Even though it is such a large health burden, the good news is that the risk of heart disease is largely modifiable. Only a few of the risk factors for the disease are completely out of your control, and the rest-such as smoking, high blood pressure (also called hypertension), high blood cholesterol, and diet- you can control. Taking steps to control these factors and reduce the risk of the disease may be particularly important for women. The Framingham Heart Study found that nearly two-thirds of the women in their study who had died suddenly from coronary heart disease had no previous symptoms-highlighting the need to keep the disease from developing initially.

The Heart and Coronary Heart Disease

The heart is a muscle that pumps blood throughout the body. Like all muscles, it needs a constant supply of oxygen and nutrients to work properly, which it receives through the coronary arteries. When these arteries become narrowed by a disease called atherosclerosis, the condition is called coronary heart disease (CHD).

In atherosclerosis, cholesterol and fat build up inside the artery walls. The process most likely begins when the artery wall is injured-by factors such as hypertension, high blood cholesterol, smoking, and diabetes-and the body overreacts in repairing the damage. White blood cells (cells that respond to injury in the body) enter the artery wall and bring with them, through a complex process, fat and cholesterol, which get deposited. Over time, enough fat and cholesterol can accumulate that the wall bulges inward, and the artery begins to narrow. In advanced stages, the site of the buildup (plaque) develops a hard, fibrous cap.

When the artery is significantly narrowed by the buildup, a person can experience chest pain (angina), caused by the heart muscle's not getting all the blood it needs to work properly. The condition becomes dangerous when an artery becomes completely blocked. This occurs most often when the hard cap over a buildup suddenly ruptures, and a blood clot forms that cuts off all blood flow. A portion of the heart then starves for oxygen and nutrients. If this continues for even a relatively short period of time (about 5 to 10 minutes), part of the heart muscle dies, an episode called a heart attack (myocardial infarction) (see Figure 4-2).


Fig. 4-2. The coronary arteries supply oxygen and nutrients to the heart. When they become narrowed and obstruct the blood supply, the condition is called coronary heart disease. A heart attack occurs when an artery becomes completely blocked, most often due to a blood clot forming at the narrowing, and part of the heart muscle fed by the artery dies.

In some instances, blood flow to the heart may be blocked by a spasm in a coronary artery that constricts the vessel. Spasms can occur in arteries with or without atherosclerosis and often result in chest pain. If a spasm occurs at the site of atherosclerosis, it can rupture the hard cap, which can lead to blood clots and then a heart attack.

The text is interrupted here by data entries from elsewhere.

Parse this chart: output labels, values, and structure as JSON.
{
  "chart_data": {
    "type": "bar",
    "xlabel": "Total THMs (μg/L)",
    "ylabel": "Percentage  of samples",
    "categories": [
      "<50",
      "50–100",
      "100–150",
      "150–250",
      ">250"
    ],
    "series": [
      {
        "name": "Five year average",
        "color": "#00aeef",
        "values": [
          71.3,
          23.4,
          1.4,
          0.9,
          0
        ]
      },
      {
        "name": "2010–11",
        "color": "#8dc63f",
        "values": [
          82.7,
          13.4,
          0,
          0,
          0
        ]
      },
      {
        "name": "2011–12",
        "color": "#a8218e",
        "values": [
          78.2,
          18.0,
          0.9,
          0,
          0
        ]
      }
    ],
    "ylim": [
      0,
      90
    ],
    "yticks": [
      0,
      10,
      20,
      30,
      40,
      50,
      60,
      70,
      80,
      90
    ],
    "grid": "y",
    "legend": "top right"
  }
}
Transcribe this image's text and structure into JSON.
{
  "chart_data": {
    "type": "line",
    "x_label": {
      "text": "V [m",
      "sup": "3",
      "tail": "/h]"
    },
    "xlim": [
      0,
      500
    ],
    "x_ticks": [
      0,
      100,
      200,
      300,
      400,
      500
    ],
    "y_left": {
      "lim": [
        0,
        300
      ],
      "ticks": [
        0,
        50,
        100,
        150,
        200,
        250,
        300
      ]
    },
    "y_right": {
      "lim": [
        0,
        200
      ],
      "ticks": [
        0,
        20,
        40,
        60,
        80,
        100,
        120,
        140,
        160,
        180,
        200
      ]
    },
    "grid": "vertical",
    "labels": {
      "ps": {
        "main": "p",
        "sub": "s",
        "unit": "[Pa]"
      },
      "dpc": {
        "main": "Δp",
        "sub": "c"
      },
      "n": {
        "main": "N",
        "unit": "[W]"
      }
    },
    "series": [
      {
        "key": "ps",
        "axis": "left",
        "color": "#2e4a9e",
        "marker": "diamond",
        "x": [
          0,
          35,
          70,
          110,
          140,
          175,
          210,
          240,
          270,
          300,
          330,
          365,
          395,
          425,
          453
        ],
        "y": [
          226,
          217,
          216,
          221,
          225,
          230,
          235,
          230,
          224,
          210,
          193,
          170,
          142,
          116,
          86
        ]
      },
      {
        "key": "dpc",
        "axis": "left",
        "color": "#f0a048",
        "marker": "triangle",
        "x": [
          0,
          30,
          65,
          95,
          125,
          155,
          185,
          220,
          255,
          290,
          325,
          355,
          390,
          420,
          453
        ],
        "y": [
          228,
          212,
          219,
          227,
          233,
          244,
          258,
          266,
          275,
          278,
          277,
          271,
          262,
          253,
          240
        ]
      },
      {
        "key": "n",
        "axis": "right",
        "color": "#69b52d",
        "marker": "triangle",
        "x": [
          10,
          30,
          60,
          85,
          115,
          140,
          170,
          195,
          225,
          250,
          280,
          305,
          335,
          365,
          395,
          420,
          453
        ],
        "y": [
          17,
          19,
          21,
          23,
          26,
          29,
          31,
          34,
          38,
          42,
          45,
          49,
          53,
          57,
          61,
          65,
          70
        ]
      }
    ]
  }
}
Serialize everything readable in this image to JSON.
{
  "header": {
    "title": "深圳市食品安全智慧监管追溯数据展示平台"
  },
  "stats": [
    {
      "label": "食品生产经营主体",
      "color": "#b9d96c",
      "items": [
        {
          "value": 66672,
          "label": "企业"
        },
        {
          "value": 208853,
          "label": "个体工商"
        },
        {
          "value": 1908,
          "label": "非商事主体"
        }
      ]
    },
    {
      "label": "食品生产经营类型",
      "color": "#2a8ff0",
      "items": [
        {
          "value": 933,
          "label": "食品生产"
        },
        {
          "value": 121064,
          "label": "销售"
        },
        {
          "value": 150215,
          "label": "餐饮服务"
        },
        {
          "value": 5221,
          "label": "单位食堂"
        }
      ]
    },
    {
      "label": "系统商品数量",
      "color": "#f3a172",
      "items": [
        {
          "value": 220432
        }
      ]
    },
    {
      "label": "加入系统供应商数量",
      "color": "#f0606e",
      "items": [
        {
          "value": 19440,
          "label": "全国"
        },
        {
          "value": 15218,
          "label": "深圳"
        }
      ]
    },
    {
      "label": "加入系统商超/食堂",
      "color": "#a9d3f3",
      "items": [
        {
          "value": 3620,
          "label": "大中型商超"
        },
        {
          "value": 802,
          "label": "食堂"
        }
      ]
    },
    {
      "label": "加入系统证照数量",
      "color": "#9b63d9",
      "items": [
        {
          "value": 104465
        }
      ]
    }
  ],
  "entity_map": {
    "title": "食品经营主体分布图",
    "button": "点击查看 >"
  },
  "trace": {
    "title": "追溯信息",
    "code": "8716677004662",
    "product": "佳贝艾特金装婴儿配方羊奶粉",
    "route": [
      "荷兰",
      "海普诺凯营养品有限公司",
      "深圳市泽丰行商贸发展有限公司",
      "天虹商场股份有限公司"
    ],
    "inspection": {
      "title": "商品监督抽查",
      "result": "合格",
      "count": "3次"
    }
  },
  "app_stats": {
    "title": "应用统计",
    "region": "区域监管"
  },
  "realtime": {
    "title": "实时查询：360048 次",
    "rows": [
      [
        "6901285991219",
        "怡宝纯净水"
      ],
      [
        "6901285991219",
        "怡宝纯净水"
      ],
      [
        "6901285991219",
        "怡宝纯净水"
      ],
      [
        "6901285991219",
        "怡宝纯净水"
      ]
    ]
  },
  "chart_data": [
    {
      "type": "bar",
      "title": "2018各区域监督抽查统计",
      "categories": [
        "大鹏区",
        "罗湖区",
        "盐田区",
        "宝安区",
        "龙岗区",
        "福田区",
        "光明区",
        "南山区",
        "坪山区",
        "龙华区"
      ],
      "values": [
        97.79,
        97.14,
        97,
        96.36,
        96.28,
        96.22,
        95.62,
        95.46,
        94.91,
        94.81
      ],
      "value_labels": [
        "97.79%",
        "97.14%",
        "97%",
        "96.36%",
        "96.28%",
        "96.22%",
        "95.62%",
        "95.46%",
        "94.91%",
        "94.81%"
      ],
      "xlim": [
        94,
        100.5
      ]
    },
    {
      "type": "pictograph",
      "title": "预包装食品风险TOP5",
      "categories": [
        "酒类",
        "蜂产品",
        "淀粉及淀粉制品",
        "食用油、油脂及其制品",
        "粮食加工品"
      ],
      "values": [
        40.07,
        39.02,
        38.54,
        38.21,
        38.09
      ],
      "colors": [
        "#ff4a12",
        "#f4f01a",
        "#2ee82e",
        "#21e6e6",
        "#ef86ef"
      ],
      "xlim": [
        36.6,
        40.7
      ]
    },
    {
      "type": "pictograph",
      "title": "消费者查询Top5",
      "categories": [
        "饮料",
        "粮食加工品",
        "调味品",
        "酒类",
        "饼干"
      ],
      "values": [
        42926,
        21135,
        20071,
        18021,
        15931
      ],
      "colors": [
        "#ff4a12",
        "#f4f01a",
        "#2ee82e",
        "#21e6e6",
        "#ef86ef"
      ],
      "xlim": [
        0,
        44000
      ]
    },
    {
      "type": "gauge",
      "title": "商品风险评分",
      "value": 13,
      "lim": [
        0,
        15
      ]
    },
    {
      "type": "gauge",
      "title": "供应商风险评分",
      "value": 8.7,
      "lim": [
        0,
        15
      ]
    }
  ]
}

A potentially dangerous, immediate result of coronary heart disease, particularly a heart attack, is an irregular heartbeat (arrhythmia) called ventricular fibrillation, in which the main pumping chambers of the heart (ventricles) start quivering (fibrillating) and lose their ability to pump blood throughout the body. Ventricular fibrillation is the main cause of sudden death in women with coronary heart disease.

Although heart disease most often develops in women over sixty, many studies have shown that atherosclerosis may actually begin very early in life. Children as young as ten to fourteen years of age have been found to have the earliest form of the buildup, called a fatty streak. Not all fatty streaks develop into atherosclerosis, but over time, some do.